Levinson's case certainly seems different from recent incidents involving other Americans and citizens of other states at odds with Iran. Joshua Fattal, Shane Bauer, and Sarah Shourd, the three young American hikers who were arrested by Iran after they strayed over the Iran-Iraq border in 2009, were acknowledged by Tehran to be in government custody early on, were the subject of direct diplomatic visits and negotiations, and were eventually released. In 2007, when Iran seized 15 members of the Royal Navy it accused of straying into its waters, it held the British sailors for just 13 days.

To be sure, some American captives have had a much rougher time of it in Iran, particularly ones with dual nationality. Kian Tajbakhsh, an Iranian-American scholar, was arrested in Tehran in 2007 and sentenced to 12 years in prison on allegations of espionage. But even in his case, his whereabouts and the fact he was being targeted by the state were rarely in doubt.

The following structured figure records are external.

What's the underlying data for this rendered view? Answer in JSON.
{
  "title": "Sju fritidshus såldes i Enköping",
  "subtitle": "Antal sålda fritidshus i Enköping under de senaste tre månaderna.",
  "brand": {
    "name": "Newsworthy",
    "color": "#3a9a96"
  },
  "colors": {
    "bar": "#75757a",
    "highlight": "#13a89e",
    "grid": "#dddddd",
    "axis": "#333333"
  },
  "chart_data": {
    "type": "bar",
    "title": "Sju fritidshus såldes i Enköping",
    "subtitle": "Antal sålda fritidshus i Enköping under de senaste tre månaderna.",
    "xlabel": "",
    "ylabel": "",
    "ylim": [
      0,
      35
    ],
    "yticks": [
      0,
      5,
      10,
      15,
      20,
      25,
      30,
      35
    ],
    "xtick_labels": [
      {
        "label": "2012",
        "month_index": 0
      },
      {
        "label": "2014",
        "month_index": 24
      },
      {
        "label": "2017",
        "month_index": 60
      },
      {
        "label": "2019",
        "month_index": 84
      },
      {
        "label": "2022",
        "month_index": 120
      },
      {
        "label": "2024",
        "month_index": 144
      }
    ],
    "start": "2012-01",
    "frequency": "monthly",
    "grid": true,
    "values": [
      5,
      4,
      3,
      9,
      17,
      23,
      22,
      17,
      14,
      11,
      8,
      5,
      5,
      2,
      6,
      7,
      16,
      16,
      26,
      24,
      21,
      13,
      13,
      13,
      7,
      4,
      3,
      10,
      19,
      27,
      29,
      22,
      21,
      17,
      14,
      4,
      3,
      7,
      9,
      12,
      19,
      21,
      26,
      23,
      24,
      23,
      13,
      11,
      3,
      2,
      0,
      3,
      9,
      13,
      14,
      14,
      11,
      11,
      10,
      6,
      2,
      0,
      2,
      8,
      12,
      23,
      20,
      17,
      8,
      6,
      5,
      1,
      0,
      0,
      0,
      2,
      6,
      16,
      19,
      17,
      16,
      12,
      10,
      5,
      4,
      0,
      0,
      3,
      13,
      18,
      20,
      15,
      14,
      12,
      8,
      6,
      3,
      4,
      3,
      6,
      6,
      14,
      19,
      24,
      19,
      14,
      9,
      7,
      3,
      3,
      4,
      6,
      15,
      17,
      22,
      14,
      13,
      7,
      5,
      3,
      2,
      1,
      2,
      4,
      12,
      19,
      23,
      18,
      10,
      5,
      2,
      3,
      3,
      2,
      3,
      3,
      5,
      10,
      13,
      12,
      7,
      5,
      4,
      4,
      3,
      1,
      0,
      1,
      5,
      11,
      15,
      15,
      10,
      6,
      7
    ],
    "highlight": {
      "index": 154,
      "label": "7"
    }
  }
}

Levinson's case has been different, and more mysterious, from the moment news of his disappearance broke. Dawud Salahuddin, an American wanted for the 1980 murder of an Iranian diplomat on behalf of the Islamic Revolution near Washington, D.C., says he shared a room with Levinson the night before he disappeared and strongly implied in interviews since that some faction of the government might be holding Levinson.

In 2007, the Financial Times quoted Mr. Salahuddin – a man wanted by the FBI and connected to Press TV – as saying he'd shared a hotel room with Levinson on March 8. Salahuddin said he was detained by Iranian authorities himself that day and upon his release the next day, Levinson was gone. "I don't think he is missing, but don't want to point my finger at anyone," he said. "Some people know exactly where he is ... he came only to see me."

Salahuddin, born David Belfield who later converted to Islam while studying at Howard University, is a murky character in Iran. He has worked with Press TV and also has extensive, seemingly candid, contacts with Western journalists. But he also has links to parts of the security apparatus, not least because of the status and respect he gained for the murder of Ali Tabatabai, the press attaché at the Iranian Embassy in Washington under the Shah and assassinated as an enemy of the Islamic Revolution.